I’m committed more to fishing the crankbait than most other anglers are. Most fishermen won’t cast the crankbait long enough to establish a pattern to catch fish on it. I believe you have to give the crankbait a fair chance to catch big bass whenever you go on the water. In one tournament I won, I fished a crankbait for 3 days before my perseverance paid off. I’d found big bass holding in a particular section of the lake in practice. Then each day I fished, I went to that spot and fished a crankbait. The first two days the bass didn’t show-up.  But on the third day when I arrived at the same spot where I hadn’t caught any bass with my crankbait before, not only did I find bass, I located bass big enough to win the tournament.

The crankbait is a very-versatile lure that you can change the depth of to fish either shallow or deep water. If you want to maximize the length of your cast to cover more water with your crankbait, then you can use 2-pound-test line, cast it a long way and cover a lot of water. If you want to get your crankbait down deeper, then fish a crankbait with a deep-diving bill, which will enable you to get that bait down to almost any depth. If you’ve ever thrown a big, deep-diving crankbait all day, then you know at the end of the day you’ll feel much like a man who has mined coal all day from sun-up to sundown with a pick, a shovel and a wheelbarrow. This type of fishing will exhaust you physically, and you may not catch many bass using this tactic.

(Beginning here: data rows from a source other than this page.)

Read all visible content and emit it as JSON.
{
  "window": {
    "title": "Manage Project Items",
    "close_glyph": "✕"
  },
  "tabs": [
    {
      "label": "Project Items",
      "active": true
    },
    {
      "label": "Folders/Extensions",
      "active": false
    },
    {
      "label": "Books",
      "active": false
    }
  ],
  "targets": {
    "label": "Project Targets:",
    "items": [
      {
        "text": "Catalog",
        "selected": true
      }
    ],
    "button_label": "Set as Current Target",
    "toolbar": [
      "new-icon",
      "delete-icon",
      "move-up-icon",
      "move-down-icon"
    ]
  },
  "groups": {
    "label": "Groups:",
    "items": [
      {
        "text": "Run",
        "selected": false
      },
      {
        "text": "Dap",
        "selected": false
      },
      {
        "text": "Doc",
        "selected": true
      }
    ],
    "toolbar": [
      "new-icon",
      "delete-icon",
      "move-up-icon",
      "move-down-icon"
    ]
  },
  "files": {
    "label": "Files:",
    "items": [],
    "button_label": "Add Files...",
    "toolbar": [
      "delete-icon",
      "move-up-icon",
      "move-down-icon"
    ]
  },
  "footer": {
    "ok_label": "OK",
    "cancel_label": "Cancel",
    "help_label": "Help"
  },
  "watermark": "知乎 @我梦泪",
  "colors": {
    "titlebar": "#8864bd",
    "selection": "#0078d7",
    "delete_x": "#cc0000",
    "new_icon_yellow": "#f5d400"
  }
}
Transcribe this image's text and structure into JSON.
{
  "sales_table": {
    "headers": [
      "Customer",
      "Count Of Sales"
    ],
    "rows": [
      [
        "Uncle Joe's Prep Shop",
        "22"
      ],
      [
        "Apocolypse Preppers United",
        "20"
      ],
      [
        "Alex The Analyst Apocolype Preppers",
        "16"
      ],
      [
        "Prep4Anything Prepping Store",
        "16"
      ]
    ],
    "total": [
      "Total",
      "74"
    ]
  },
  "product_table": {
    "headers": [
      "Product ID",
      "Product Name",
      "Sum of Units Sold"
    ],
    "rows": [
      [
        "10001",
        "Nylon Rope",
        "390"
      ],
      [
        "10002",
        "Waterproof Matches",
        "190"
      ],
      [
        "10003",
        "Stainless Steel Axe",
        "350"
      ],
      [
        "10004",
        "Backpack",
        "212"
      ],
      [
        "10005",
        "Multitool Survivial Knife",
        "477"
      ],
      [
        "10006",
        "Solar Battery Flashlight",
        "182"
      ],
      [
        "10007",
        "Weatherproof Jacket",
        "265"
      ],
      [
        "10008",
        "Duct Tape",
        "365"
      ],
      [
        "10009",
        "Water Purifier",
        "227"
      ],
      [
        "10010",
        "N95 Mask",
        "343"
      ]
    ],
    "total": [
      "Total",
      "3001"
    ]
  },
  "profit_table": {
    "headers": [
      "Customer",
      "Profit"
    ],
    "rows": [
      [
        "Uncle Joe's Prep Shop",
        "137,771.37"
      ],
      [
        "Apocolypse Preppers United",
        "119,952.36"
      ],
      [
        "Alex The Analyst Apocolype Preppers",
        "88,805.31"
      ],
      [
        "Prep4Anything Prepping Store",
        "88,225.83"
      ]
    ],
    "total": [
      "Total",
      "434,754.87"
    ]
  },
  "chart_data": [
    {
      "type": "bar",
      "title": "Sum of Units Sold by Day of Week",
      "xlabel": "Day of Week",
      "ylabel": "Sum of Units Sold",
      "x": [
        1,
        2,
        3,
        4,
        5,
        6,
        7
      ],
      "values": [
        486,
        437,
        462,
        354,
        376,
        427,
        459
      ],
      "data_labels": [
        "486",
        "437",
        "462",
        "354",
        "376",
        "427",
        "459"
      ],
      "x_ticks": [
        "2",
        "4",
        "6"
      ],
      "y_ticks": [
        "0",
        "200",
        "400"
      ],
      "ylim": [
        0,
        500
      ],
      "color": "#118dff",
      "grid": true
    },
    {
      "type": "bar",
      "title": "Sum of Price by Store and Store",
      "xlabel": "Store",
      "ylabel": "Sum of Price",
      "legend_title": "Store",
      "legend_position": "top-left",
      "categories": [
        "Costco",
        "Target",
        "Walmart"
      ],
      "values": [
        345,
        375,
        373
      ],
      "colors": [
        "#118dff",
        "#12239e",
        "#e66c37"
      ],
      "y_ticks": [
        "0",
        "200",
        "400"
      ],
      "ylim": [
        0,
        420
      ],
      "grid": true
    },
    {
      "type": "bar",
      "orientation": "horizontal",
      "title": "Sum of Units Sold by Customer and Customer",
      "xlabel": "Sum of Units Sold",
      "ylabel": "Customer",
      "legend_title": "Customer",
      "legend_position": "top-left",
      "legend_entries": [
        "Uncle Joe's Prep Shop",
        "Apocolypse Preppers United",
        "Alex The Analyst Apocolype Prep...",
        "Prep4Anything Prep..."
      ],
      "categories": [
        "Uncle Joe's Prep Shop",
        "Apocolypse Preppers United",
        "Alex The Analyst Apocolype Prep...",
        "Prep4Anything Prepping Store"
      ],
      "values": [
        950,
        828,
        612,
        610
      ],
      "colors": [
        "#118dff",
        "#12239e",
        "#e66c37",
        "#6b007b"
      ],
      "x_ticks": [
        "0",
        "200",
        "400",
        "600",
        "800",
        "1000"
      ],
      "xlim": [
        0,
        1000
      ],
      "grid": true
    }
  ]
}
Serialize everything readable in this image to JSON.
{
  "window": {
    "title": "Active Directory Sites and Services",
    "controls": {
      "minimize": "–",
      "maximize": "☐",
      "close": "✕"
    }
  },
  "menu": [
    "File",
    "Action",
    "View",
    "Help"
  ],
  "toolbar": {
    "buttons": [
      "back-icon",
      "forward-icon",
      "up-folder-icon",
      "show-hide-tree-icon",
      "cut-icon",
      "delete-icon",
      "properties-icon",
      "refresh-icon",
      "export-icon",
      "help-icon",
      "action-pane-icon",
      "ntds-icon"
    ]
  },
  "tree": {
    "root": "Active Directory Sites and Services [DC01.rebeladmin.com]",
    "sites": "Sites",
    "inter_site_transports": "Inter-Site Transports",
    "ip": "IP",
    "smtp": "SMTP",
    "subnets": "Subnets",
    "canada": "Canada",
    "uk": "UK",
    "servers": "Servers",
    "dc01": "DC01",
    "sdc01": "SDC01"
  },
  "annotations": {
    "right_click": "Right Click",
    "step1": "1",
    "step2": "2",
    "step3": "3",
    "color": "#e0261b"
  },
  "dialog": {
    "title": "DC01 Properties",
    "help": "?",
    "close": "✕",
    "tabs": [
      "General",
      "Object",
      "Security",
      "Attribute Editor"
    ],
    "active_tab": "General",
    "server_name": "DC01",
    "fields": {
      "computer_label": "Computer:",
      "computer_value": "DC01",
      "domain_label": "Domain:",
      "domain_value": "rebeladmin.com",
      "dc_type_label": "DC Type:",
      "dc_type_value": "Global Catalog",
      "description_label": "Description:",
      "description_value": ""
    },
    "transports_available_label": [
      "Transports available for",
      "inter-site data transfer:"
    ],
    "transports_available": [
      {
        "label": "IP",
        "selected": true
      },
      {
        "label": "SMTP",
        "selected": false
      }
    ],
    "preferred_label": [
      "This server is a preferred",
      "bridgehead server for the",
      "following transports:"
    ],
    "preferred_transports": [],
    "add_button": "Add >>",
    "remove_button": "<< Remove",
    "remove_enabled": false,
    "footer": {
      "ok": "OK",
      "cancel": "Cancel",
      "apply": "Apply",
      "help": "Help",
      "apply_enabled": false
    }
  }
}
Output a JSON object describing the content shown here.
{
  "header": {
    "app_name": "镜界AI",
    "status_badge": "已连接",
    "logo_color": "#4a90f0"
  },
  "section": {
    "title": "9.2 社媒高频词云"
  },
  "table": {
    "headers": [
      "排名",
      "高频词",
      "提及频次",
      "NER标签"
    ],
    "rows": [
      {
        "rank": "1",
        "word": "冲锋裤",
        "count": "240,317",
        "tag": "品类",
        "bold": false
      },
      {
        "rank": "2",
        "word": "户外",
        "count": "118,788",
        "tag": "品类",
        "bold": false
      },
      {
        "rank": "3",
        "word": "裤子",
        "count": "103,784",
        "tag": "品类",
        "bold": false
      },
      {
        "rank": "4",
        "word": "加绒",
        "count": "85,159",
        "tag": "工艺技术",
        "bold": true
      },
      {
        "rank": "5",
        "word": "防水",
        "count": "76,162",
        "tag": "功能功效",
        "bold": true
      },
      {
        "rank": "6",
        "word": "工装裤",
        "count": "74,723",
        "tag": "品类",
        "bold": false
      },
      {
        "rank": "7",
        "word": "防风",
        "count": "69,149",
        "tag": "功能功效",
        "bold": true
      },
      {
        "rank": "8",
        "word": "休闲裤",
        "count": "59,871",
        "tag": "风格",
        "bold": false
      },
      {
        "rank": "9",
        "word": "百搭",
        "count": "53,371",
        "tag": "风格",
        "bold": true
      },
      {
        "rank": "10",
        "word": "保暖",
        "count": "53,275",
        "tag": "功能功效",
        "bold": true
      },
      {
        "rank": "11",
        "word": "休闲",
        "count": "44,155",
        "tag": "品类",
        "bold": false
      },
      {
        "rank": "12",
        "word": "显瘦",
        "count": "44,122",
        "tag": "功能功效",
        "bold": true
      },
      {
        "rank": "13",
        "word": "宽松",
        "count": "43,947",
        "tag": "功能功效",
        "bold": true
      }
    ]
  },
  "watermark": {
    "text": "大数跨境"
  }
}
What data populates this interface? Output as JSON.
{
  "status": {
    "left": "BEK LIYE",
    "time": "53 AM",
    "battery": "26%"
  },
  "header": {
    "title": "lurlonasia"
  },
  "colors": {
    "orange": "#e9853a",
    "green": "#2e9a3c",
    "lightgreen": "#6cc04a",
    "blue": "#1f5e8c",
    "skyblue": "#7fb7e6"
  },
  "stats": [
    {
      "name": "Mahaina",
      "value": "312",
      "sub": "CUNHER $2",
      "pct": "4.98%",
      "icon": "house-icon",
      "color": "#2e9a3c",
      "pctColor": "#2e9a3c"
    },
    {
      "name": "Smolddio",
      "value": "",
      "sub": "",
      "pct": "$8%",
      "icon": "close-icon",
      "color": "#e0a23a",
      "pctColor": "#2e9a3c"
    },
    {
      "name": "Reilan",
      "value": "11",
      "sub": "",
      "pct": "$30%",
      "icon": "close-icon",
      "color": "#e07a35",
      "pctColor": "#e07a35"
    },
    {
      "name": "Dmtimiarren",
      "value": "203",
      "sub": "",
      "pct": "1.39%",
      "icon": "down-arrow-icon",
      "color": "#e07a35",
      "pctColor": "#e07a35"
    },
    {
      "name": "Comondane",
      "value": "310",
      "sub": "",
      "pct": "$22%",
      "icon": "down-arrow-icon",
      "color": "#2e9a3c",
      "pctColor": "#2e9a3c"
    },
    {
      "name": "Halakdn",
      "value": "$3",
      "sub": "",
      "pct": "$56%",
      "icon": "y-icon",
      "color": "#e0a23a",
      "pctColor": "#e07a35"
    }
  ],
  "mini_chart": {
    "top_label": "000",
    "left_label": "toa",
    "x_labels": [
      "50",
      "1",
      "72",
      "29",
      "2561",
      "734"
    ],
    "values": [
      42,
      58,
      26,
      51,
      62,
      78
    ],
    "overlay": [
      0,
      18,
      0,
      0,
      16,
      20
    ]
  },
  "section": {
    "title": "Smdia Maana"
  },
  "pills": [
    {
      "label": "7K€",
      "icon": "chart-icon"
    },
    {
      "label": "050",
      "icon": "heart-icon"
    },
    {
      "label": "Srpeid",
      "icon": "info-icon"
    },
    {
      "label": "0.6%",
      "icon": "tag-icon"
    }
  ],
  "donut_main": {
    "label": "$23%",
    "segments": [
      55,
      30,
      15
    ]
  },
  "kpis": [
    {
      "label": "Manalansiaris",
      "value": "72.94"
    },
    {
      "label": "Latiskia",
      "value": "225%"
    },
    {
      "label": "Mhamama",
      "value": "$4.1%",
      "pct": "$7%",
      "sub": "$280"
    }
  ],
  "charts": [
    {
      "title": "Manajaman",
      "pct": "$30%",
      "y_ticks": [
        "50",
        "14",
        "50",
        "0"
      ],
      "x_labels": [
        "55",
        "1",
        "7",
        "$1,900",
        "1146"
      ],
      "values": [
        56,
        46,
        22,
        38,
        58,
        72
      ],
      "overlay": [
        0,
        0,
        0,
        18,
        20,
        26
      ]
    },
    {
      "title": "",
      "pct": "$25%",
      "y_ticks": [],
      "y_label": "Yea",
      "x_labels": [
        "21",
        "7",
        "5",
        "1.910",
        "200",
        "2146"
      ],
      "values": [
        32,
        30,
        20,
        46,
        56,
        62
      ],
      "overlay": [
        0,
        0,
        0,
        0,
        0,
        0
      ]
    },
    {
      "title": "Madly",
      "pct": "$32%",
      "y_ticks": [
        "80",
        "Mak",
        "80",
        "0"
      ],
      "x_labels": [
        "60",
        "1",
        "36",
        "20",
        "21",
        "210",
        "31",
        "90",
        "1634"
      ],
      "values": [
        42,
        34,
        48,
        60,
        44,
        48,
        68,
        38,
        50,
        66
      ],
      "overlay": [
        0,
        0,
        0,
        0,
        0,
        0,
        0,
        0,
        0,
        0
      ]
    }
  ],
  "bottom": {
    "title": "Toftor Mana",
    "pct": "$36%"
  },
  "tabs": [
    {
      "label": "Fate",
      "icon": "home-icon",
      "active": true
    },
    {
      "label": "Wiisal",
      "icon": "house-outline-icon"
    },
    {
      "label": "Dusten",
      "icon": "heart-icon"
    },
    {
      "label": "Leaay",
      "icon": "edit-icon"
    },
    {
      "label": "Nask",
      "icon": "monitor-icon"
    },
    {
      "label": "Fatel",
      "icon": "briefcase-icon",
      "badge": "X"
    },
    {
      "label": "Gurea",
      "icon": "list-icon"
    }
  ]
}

But when I’m fishing, I’m not trying to see how-many bass I can catch but rather attempting to take the biggest bass I can. Fishing big, deep-diving crankbaits is one of the most-winning techniques and produces the most quality bass of any system of fishing on the professional-fishing circuits. Sure, I can catch more bass using easier methods and smaller baits, however catching more bass isn’t what I’m hoping to accomplish. I’m trying to take the biggest bass I possibly can catch in every tournament I fish. One of the best ways I know to accomplish that goal is to fish big crankbaits.

Fishing Big Crankbaits Shallow:    

Many anglers think you only can fish deep-diving crankbaits successfully in deep water. However, I remember two tournaments I won fishing big, deep-diving crankbaits in shallow water. I won a tournament on Lake Truman some years ago using a big crankbait in water only 2-4 feet deep. I bounced that crankbait on logs, drug it through brush and swam it around shallow-water cover where most anglers never would consider fishing a crankbait. I also won a tournament on Lake Livingston fishing a big Bill Norman crankbait

(https://normanlures.com/) in extremely-shallow water. Bass will take a large, deep-diving crankbait, because the lure is so big and not because of the depth of the water in which you’re fishing it. I’ve learned that big bass like big baits and particularly large crankbaits. If you’ll put that big crankbait in an area where big bass are holding, you’ll have a really-good chance of catching those big bass, regardless of whether they’re in very-deep or very-shallow water.